Николя - поэт ещё не дошёл до этой стадии. Он пытался… не бороться, нет. Пытался дописать, дотворить.
- Не получается, - пожаловался парень Светлане, когда они поздоровались. - Знаешь, всё на какие-то мрачности сбиваюсь. А это…? - А это волшебник, который тебя вылечит.
- Светка, я бы посмеялся, но больно. И сосед может всерьёз воспринять. Крику тогда не оберёшься. Важняк какой-то секретный.
- А чего он тогда здесь?
- А кому мы теперь нужны?
- Ну зачем ты так. Я же тебе говорю…
- Послушай, Коля, - вмешался Макс, - давай договоримся не тратить зря время, а?
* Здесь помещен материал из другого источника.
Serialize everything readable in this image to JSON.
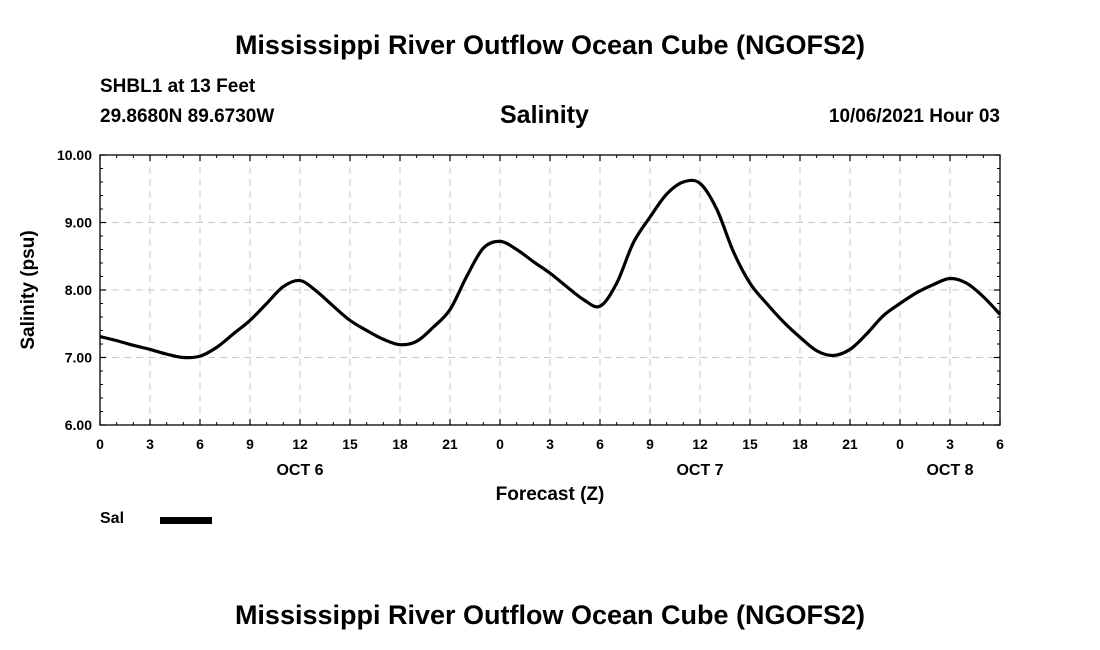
{
  "header": {
    "title": "Mississippi River Outflow Ocean Cube (NGOFS2)",
    "station": "SHBL1 at 13 Feet",
    "coords": "29.8680N  89.6730W",
    "variable": "Salinity",
    "datetime": "10/06/2021 Hour 03"
  },
  "footer": {
    "title": "Mississippi River Outflow Ocean Cube (NGOFS2)"
  },
  "legend": {
    "label": "Sal",
    "color": "#000000"
  },
  "chart_data": {
    "type": "line",
    "title": "Salinity",
    "xlabel": "Forecast (Z)",
    "ylabel": "Salinity (psu)",
    "xlim": [
      0,
      54
    ],
    "ylim": [
      6.0,
      10.0
    ],
    "grid": true,
    "x_ticks": [
      0,
      3,
      6,
      9,
      12,
      15,
      18,
      21,
      24,
      27,
      30,
      33,
      36,
      39,
      42,
      45,
      48,
      51,
      54
    ],
    "x_tick_labels": [
      "0",
      "3",
      "6",
      "9",
      "12",
      "15",
      "18",
      "21",
      "0",
      "3",
      "6",
      "9",
      "12",
      "15",
      "18",
      "21",
      "0",
      "3",
      "6"
    ],
    "y_ticks": [
      6.0,
      7.0,
      8.0,
      9.0,
      10.0
    ],
    "y_tick_labels": [
      "6.00",
      "7.00",
      "8.00",
      "9.00",
      "10.00"
    ],
    "day_labels": [
      {
        "x": 12,
        "label": "OCT 6"
      },
      {
        "x": 36,
        "label": "OCT 7"
      },
      {
        "x": 51,
        "label": "OCT 8"
      }
    ],
    "series": [
      {
        "name": "Sal",
        "x": [
          0,
          1,
          2,
          3,
          4,
          5,
          6,
          7,
          8,
          9,
          10,
          11,
          12,
          13,
          14,
          15,
          16,
          17,
          18,
          19,
          20,
          21,
          22,
          23,
          24,
          25,
          26,
          27,
          28,
          29,
          30,
          31,
          32,
          33,
          34,
          35,
          36,
          37,
          38,
          39,
          40,
          41,
          42,
          43,
          44,
          45,
          46,
          47,
          48,
          49,
          50,
          51,
          52,
          53,
          54
        ],
        "values": [
          7.31,
          7.25,
          7.18,
          7.12,
          7.05,
          7.0,
          7.02,
          7.15,
          7.35,
          7.55,
          7.8,
          8.05,
          8.14,
          7.98,
          7.76,
          7.55,
          7.4,
          7.27,
          7.19,
          7.24,
          7.45,
          7.71,
          8.2,
          8.62,
          8.72,
          8.6,
          8.42,
          8.25,
          8.05,
          7.86,
          7.76,
          8.1,
          8.7,
          9.08,
          9.42,
          9.6,
          9.58,
          9.2,
          8.57,
          8.1,
          7.8,
          7.53,
          7.3,
          7.1,
          7.03,
          7.12,
          7.35,
          7.62,
          7.8,
          7.96,
          8.08,
          8.17,
          8.1,
          7.9,
          7.64
        ]
      }
    ]
  }
}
- Это ты здорово сказанул! Мне время сейчас… Знаете, каждой минуте радуюсь. Почему раньше не замечал? Время - вперёд! Идиоты!
- Значит, договорились? Тогда вперёд, - взял быка за рога Максим и привычно простёр руки.
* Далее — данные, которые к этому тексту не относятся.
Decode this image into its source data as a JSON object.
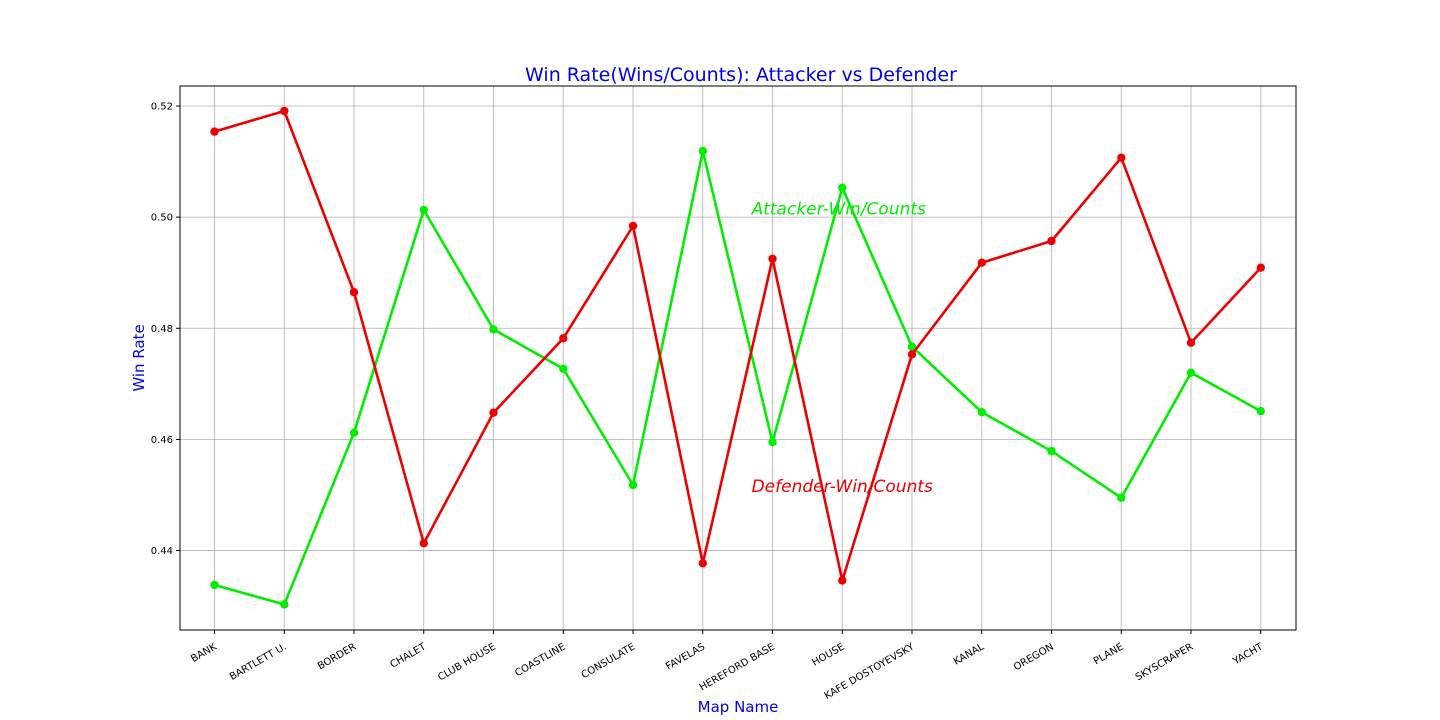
{
  "colors": {
    "title": "#0000ee",
    "axis_label": "#0000ee",
    "attacker": "#00ee00",
    "defender": "#ee0000"
  },
  "chart_data": {
    "type": "line",
    "title": "Win Rate(Wins/Counts): Attacker  vs  Defender",
    "xlabel": "Map Name",
    "ylabel": "Win Rate",
    "categories": [
      "BANK",
      "BARTLETT U.",
      "BORDER",
      "CHALET",
      "CLUB HOUSE",
      "COASTLINE",
      "CONSULATE",
      "FAVELAS",
      "HEREFORD BASE",
      "HOUSE",
      "KAFE DOSTOYEVSKY",
      "KANAL",
      "OREGON",
      "PLANE",
      "SKYSCRAPER",
      "YACHT"
    ],
    "yticks": [
      "0.44",
      "0.46",
      "0.48",
      "0.50",
      "0.52"
    ],
    "ylim": [
      0.4257,
      0.5236
    ],
    "grid": true,
    "series": [
      {
        "key": "attacker",
        "values": [
          0.4338,
          0.4303,
          0.4612,
          0.5013,
          0.4798,
          0.4727,
          0.4518,
          0.5119,
          0.4595,
          0.5053,
          0.4767,
          0.4649,
          0.4579,
          0.4495,
          0.472,
          0.4651
        ]
      },
      {
        "key": "defender",
        "values": [
          0.5154,
          0.5191,
          0.4865,
          0.4413,
          0.4648,
          0.4782,
          0.4984,
          0.4377,
          0.4925,
          0.4346,
          0.4753,
          0.4918,
          0.4957,
          0.5107,
          0.4774,
          0.4909
        ]
      }
    ],
    "annotations": [
      {
        "text": "Attacker-Win/Counts",
        "x": 7.7,
        "y": 0.5005,
        "color": "#00ee00"
      },
      {
        "text": "Defender-Win/Counts",
        "x": 7.7,
        "y": 0.4505,
        "color": "#ee0000"
      }
    ]
  }
}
«Безнадёга, безнадёга, безнадёга» - завертелся какой-то мотив у Макса, когда он увидел, что же твориться внутри у поэта. Хотя, в хосписы других и не берут. Или не посылают? Ладно. Надо браться.
- Ты можешь как- то договориться, чтобы нам никто не мешал? - поинтересовался он у девушки.
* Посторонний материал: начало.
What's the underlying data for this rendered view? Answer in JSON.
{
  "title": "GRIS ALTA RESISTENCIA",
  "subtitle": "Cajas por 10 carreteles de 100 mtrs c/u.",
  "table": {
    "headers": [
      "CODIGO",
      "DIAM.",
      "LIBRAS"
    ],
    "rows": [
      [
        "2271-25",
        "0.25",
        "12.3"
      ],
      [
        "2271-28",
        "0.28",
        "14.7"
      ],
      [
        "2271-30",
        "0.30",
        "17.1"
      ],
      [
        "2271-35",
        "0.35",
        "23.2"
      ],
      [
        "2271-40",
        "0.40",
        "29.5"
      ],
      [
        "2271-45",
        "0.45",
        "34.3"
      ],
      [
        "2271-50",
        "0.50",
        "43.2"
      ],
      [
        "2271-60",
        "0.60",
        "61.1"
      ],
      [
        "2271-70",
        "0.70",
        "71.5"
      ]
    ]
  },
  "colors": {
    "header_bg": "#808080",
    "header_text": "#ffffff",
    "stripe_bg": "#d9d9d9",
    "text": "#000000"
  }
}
- Меня скоро будут колоть, - а потом… потом точно никто не обеспокоит, - уточнил Николай.
- Тогда всё. Давай домой. Отдохни, - кивнул Максим девушке.
- Но я…
- Придёшь ночью. Будешь нужна. Всё! Не мешай! Видишь? - показал он на заскрипевшего зубами от боли парнишку. Не обращая ни на кого внимания, он приступил к уже знакомому нам целительству.
Когда он, шатаясь, направился к окну, его подхватили под руки, конечно же никуда не ушедшая Светлана и потрясённая увиденным медсестра, так и не уколовшая больного.
- Вы… что… это здесь? - поинтересовалась она, когда Максим, подпитываясь солнечными лучами, начал шевелиться. - Господи помилуй! - перекрестилась она, когда юноша оторвал от солнца свои глаза и взглянул своими чёрными глазами на неё.
- Вы колете и уходите. Ничего не происходит.
Медсестра согласно кивнула и тут же поспешила по своим делам.
- А тебе я что сказал? - повернулся он к Светлане. - Хочешь, чтобы и с тобой вот так? Ну!
- Не запряг, не нукай.
- Извини. Просто…
- Вижу. Слушай, я себе смену сейчас вызову. Надо же тебе, ну, к солнышку.
- Шоу устроишь?
- Да ну тебя. Одноклассники. Наша тусовка. Даже… пусть пара человек, а?
- А родители, или там другая родня?
- В такие хосписы при родне?
- Ясно. Ладно. Давай. А сама - до вечера.
И уже не вслушиваясь в разговор девушки по сотовику, Максим вновь простёр над больным своё поле.
Первой сменила Светлану девушка, которой, наверняка и был посвящен стих умирающего поэта. Хрупкая, ещё только начавшая формироваться девушка, да какое там «девушка» - девчонка, с простенькой причёхой и скромно одетая в джинсовую парочку. Что-то же разглядел поэт в этом пока что гадком утёнке. Но это его дело. Точнее, их дело, - поправил себя Максим, увидев, как взяла девушка Николая за руку, и как нежно тот пожал её маленькую лапку.
- Вот. Лечат меня по какой-то неведомой методе. Нужна помощь.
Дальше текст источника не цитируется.